Furthermore, there is nothing in the data collection algorithms that prevents an observer's sampling period from being < 1 second, although the only existing implementation of this API currently implements this limit at the pressure source side by polling the platform every second. From the text, it's not clear if this should be done at the pressure source level for all windows and workers or per-window/worker.

(It's also important to keep in mind that implementing any rate-limiting per-context needs an Automation-related note, as at least in web-platform-tests we need to be able to fetch and process data more than 1 per second to test the rate obfuscation algorithms without taking too long to run the tests)

kenchris commented 1 week ago

What about something like:

11.2.2 Rate-limiting change notifications

By rate-limiting the delivery of the pressure state information we remove the attacker's ability to observe the precise time when a value transitions between two states.

More precisely, once the pressure observer is activated, it will be called once with initial values, and then is called when the values change. The subsequent calls will be rate-limited. When the callback is called, the most recent value is reported. The specification will recommend a rate limit of at most one update per second, though this is [=implementation-defined=]. We will also recommend that the call timings are jittered across contexts such as workers and main thread.

These measures benefit the user's privacy, by reducing the risk of identifying a device across multiple origins. The rate-limiting also benefits the user's security, by making it difficult to use this API for timing attacks. Last, rate-limiting change callbacks places an upper bound on the performance overhead of this API.

The rate limiting should be disabled during automation and for testing purposes, for reliable and quickly passing tests. Rate limiting can be implemented in the user agent, but it might also be possible to simply change the polling/sampling rate of the underlying hardware counters, if not accessed via a higher level framework.

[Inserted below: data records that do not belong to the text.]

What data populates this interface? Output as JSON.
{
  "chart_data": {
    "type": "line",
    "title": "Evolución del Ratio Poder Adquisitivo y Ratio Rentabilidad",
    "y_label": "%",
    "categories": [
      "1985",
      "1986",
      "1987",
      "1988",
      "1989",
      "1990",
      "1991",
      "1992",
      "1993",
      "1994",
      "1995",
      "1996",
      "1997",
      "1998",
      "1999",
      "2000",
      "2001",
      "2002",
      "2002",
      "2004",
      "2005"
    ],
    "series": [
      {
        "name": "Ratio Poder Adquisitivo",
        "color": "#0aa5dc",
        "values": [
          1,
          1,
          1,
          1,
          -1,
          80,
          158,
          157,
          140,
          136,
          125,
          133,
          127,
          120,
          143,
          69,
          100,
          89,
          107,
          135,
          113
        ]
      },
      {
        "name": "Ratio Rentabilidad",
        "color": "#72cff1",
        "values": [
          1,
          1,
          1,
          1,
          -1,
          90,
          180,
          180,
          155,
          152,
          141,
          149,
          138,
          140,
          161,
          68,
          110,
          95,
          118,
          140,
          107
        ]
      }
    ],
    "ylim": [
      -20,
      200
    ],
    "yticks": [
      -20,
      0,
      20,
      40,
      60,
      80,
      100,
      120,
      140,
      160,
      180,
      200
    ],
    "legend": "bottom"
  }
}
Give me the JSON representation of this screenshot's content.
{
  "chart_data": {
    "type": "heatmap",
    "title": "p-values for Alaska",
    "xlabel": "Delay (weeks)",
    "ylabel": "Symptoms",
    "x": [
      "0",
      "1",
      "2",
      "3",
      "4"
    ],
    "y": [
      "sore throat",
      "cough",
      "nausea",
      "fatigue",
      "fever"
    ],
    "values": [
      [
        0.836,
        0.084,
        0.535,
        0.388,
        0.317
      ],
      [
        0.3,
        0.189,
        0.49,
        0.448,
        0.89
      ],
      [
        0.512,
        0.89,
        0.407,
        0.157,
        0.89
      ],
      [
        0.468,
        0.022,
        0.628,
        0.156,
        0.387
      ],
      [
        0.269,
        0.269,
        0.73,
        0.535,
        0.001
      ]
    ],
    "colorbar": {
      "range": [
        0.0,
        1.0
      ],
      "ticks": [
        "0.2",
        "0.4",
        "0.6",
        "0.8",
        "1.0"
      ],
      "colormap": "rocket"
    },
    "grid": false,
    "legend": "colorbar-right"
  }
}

arskama commented 1 week ago

I m ok with the wording, but @rakuco has definitely an opinion on that one.

rakuco commented 1 week ago

The specification will recommend a rate limit of at most one update per second, though this is [=implementation-defined=]. We will also recommend that the call timings are jittered across contexts such as workers and main thread.

The rate limiting should be disabled during automation and for testing purposes, for reliable and quickly passing tests.

We should avoid having separate paths for automation and non-automation. If the items above are integrated into the algorithms, you could allow setting them to some specific value via WebDriver, for example, or just write any tests in WPT in a way that does not depend on those values. In the worst case, defining some lower intervals for the automation case is better than not having any limiting altogether.

kenchris commented 1 week ago

It basically sound like you want us to remove the section which I believe was added before we took over the project.

It is just additional ideas that could be applied for further privacy mitigations if some browsers believe that would be more important than more precise values. I generally don't think we need any of these ideas in the algorithms.